Complete step-by-step solution:
According to the problem, we are asked to find the simplified form of the given term $\dfrac{{{\sec }^{2}}x-1}{\sec x-1}$.
Let us assume $d=\dfrac{{{\sec }^{2}}x-1}{\sec x-1}$.
$\Rightarrow d=\dfrac{{{\sec }^{2}}x-{{1}^{2}}}{\sec x-1}$ ---(1).
We can see that the numerator in the equation (1) resembles the form $\left( {{a}^{2}}-{{b}^{2}} \right)$. We know that ${{a}^{2}}-{{b}^{2}}=\left( a-b \right)\times \left( a+b \right)$. Let us use this result in equation (1).
$\Rightarrow d=\dfrac{\left( \sec x-1 \right)\times \left( \sec x+1 \right)}{\sec x-1}$ ---(2).

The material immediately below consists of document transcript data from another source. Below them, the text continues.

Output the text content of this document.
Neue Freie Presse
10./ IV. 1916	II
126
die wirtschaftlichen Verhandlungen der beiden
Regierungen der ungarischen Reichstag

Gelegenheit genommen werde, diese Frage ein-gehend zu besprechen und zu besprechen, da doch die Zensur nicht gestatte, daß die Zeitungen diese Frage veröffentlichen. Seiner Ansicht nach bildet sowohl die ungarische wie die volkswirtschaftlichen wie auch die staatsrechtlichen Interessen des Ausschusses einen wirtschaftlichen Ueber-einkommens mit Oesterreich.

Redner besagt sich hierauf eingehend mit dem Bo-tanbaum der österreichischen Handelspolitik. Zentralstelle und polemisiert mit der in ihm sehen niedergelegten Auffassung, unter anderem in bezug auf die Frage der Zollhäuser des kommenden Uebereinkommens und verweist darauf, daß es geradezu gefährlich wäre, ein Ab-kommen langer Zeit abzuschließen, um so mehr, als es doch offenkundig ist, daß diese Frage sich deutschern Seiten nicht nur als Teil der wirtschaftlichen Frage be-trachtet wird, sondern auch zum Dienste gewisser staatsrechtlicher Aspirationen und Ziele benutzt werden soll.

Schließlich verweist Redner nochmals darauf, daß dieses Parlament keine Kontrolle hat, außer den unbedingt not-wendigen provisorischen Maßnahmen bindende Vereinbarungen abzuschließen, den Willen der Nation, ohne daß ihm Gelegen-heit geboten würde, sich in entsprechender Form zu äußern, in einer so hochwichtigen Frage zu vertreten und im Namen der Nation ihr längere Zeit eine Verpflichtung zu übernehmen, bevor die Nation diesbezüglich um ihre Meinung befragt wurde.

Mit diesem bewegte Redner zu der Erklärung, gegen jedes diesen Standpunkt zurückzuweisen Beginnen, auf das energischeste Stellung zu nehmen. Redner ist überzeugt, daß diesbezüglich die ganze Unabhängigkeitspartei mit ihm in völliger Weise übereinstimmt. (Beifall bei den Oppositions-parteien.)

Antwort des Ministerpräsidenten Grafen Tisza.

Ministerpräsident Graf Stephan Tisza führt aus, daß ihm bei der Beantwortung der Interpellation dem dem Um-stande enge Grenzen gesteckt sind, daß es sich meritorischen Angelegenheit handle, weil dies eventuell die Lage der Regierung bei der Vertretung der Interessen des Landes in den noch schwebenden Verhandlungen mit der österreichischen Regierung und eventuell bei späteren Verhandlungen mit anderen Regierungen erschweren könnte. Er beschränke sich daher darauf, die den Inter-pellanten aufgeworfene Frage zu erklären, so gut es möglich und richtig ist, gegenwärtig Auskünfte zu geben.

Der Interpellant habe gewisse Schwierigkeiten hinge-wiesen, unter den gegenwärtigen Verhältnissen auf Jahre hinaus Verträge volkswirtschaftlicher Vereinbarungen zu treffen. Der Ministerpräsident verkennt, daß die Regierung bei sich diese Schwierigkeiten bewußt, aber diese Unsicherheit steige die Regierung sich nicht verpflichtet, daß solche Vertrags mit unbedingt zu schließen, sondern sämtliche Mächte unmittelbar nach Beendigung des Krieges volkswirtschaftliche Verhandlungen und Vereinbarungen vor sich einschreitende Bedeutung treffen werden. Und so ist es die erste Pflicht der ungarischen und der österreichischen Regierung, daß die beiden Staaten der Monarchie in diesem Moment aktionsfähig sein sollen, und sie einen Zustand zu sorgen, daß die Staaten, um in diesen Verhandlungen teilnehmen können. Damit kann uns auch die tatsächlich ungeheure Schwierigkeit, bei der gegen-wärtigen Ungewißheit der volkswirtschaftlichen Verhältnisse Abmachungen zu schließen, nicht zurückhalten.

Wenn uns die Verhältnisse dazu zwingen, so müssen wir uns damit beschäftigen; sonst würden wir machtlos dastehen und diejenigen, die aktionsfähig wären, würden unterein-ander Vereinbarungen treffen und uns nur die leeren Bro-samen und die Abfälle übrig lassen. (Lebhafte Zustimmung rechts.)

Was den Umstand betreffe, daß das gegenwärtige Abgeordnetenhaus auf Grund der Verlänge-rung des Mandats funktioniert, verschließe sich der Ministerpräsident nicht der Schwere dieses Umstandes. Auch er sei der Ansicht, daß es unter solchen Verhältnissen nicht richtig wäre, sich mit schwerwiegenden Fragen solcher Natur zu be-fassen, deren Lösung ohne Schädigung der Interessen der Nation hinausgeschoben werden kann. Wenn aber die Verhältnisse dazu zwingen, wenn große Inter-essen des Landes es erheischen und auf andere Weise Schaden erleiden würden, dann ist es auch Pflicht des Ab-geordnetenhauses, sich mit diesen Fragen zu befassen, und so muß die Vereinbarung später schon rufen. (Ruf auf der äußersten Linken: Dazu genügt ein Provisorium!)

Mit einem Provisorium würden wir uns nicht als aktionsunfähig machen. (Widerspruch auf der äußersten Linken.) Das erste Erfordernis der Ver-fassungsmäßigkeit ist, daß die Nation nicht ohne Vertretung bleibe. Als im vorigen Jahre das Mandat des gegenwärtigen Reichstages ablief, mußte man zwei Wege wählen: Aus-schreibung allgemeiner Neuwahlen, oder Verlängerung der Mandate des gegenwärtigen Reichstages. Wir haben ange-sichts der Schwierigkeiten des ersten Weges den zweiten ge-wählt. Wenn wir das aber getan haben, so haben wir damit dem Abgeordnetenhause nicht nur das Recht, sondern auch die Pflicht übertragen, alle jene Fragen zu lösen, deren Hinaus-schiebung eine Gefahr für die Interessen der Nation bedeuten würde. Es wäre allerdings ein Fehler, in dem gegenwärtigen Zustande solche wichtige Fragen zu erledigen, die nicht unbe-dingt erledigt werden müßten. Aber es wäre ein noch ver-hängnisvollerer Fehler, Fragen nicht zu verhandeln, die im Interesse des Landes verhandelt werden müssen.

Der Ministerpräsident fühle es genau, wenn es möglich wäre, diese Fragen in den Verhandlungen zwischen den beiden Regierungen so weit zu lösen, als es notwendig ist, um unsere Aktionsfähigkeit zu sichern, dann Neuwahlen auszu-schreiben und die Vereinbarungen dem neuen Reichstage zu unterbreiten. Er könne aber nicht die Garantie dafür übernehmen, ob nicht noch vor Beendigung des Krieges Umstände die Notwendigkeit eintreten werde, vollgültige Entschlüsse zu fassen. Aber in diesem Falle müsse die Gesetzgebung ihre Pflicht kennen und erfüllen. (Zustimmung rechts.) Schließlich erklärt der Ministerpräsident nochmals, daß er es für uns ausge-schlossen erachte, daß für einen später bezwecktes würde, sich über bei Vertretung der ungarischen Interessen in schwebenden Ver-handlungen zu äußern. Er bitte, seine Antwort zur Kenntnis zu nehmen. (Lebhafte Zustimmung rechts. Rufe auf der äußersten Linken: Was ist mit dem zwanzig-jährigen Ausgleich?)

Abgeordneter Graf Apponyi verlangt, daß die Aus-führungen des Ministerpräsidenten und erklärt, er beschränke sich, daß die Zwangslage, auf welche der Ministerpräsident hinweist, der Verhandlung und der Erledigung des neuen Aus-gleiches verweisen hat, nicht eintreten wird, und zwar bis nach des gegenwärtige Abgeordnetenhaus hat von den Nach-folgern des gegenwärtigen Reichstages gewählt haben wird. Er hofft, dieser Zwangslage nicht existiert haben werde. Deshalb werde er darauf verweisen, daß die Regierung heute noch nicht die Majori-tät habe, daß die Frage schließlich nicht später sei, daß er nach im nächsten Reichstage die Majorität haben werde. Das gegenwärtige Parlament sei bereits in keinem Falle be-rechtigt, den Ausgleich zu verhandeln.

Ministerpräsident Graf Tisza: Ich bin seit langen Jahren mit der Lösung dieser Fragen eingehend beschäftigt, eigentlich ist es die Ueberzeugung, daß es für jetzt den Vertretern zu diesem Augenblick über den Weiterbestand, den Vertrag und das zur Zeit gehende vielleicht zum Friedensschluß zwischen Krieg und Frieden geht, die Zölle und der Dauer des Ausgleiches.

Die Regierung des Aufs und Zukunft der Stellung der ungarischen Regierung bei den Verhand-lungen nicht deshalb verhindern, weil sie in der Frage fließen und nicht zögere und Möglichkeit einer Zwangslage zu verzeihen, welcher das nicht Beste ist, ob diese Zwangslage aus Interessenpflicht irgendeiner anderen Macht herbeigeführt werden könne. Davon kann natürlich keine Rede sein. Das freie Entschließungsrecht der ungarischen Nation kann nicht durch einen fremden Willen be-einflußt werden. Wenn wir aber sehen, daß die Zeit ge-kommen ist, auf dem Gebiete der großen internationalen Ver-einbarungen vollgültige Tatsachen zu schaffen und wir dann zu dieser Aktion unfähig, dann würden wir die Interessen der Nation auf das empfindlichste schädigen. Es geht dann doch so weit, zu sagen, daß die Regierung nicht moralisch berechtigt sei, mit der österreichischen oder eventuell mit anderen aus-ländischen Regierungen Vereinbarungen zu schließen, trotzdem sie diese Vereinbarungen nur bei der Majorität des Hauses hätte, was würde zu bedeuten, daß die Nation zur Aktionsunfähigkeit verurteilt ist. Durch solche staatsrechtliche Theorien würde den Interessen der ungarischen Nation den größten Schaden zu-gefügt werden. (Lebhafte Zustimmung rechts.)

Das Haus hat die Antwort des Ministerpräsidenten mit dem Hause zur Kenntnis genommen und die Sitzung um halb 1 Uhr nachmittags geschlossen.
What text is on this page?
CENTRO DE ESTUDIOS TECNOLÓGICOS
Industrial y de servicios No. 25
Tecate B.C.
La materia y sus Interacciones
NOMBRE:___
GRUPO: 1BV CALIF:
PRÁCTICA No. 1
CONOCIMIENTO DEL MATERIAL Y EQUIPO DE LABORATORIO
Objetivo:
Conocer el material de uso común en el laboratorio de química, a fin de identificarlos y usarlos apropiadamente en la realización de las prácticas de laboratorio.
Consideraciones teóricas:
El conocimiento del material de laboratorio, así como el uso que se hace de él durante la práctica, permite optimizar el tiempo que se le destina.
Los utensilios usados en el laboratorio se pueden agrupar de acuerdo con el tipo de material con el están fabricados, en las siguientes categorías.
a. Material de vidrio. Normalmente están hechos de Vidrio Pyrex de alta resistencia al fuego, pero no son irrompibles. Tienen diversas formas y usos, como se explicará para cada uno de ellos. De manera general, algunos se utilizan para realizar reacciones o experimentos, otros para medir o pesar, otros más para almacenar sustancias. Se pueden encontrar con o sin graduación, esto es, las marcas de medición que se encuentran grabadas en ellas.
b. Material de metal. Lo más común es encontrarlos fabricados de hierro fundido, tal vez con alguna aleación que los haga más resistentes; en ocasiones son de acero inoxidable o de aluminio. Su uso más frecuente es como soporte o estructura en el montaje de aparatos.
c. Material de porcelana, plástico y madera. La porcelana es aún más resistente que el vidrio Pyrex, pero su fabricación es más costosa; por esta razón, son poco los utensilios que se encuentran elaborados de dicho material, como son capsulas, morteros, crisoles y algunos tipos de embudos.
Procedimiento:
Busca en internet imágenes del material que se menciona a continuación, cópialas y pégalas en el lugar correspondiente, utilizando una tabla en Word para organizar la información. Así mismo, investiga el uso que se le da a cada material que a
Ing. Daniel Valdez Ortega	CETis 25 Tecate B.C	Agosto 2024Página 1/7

From the equation (2), we can see that the numerator and denominator have a common factor $\left( \sec x-1 \right)$. Let us cancel this factor from both numerator and denominator from equation (2) to proceed through the problem.
$\Rightarrow d=\sec x+1$.
We have found the simplified form of the given division $\dfrac{{{\sec }^{2}}x-1}{\sec x-1}$ as $\sec x+1$.
$\therefore$ The simplified form of the given division $\dfrac{{{\sec }^{2}}x-1}{\sec x-1}$ is $\sec x+1$.

Note: We can simplify the obtained result further as shown below:
We have found the result as $d=\sec x+1$ ---(3).
We know that $\sec \theta =\dfrac{1}{\cos \theta }$. Let us use this result in equation (3).
$\Rightarrow d=\dfrac{1}{\cos x}+1$.
$\Rightarrow d=\dfrac{1+\cos x}{\cos x}$ ---(4).
We know that $1+\cos x=2{{\cos }^{2}}\left( \dfrac{x}{2} \right)$. Let us use this result in equation (4).
$\Rightarrow d=\dfrac{2{{\cos }^{2}}\left( \dfrac{x}{2} \right)}{\cos x}$.
So, the simplified form is $\dfrac{2{{\cos }^{2}}\left( \dfrac{x}{2} \right)}{\cos x}$.